Dielectric Capacitance of Parallel Plate Cap

[jesuslovesu]

Homework Statement

A parallel plate cap of cross sectional area A and thickness d is filled with a dielectric material whose relative permittivity varies from $$\epsilon_r = 1 to \epsilon_r = 10$$
Find the capacitance.

Homework Equations

The Attempt at a Solution

C = Q/V

E = $$\sigma / e0 \epsilon_r$$

I am thinking that since V = $$- \int{}{} E dot dl$$ I need to integrate, I can't quite figure out the relationship between this though.

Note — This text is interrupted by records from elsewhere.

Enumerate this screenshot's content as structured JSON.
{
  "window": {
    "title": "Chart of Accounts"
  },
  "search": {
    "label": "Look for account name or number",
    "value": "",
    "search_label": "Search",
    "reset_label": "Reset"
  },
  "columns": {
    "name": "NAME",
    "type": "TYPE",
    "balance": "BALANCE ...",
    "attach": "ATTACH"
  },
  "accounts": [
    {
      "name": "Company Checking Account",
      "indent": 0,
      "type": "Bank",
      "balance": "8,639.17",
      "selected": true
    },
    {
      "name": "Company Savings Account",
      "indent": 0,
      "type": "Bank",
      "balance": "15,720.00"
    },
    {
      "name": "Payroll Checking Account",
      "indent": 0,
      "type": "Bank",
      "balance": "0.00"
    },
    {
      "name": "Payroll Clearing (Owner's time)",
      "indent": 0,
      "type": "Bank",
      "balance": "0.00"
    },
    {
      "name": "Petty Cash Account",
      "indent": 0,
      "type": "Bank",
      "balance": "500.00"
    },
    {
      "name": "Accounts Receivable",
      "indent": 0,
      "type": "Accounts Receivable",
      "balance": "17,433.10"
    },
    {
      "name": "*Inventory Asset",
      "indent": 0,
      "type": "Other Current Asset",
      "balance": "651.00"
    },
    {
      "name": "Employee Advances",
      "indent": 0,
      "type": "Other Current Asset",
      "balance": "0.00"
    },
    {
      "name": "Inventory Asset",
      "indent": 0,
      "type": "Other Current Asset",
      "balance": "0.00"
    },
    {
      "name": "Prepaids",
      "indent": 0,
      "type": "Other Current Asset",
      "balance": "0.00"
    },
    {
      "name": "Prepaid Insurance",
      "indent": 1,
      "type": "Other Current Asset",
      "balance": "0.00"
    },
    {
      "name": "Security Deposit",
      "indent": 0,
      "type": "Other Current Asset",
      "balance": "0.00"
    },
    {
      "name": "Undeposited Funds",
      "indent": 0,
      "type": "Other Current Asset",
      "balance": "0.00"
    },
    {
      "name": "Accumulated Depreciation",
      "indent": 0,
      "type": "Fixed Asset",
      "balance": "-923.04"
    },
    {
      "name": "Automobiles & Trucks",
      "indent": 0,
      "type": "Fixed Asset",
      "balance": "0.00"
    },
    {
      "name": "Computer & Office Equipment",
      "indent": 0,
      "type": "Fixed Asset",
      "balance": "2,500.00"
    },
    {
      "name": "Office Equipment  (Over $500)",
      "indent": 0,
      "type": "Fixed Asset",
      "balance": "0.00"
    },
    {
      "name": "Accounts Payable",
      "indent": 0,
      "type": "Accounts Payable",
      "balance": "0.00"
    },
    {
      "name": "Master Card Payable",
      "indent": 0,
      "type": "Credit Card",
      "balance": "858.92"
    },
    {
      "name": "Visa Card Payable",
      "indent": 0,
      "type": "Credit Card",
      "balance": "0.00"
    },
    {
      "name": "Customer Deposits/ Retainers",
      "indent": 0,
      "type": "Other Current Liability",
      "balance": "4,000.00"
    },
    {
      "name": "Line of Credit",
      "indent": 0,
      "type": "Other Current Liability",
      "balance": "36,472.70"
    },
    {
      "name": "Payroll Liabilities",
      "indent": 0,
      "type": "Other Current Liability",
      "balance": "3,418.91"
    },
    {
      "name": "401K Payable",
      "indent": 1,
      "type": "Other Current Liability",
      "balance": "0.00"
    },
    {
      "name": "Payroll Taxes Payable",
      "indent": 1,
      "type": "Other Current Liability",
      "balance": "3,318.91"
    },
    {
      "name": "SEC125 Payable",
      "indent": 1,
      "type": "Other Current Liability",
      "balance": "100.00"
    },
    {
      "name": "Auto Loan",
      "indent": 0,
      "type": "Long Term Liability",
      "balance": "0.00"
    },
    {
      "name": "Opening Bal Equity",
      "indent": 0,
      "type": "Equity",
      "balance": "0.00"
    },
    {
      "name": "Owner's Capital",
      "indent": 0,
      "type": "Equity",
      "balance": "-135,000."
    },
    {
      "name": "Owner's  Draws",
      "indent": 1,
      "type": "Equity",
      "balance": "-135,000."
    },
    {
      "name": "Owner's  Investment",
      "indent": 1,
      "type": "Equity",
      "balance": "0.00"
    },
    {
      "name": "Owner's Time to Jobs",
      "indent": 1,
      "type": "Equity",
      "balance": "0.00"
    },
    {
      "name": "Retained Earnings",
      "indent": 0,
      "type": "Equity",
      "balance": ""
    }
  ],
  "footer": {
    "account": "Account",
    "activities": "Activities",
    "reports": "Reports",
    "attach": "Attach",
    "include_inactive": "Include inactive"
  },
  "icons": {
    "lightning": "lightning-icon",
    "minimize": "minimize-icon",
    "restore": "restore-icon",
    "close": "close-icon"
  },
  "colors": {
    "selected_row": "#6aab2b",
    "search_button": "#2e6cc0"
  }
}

I kind of would like to just evaluate the from 10 to 1 and get C = 9 A e0 / d but that isn't quite it.
C = 9A e0 / d is close to the answer, but somehow a ln sneaks in there too?

 

[olgranpappy]

how does the dielectric vary from 1 to 10? linearly?

 

[olgranpappy]

Homework Statement

A parallel plate cap of cross sectional area A and thickness d is filled with a dielectric material whose relative permittivity varies from $$\epsilon_r = 1 to \epsilon_r = 10$$
Find the capacitance.

Homework Equations

The Attempt at a Solution

C = Q/V

E = $$\sigma / e0 \epsilon_r$$

I am thinking that since V = $$- \int{}{} E dot dl$$ I need to integrate

no
$$V=\int \vec E \cdot d\vec \ell=\int_{x=0}^{x=\ell}\frac{D}{\epsilon(x)}dx=D\int_{x=0}^{x=\ell}\frac{1}{\epsilon(x)}dx$$
and if eps varies linearly one does end up with a log term in the capacitance. (here D=\epsilon E is the electric displacemnt field)

I kind of would like to just evaluate the from 10 to 1 and get C = 9 A e0 / d but that isn't quite it.
C = 9A e0 / d is close to the answer, but somehow a ln sneaks in there too?[/QUOTE]

 

[jesuslovesu]

Yes, sorry it's linearly.


Cool thanks, I'll give it a shot now.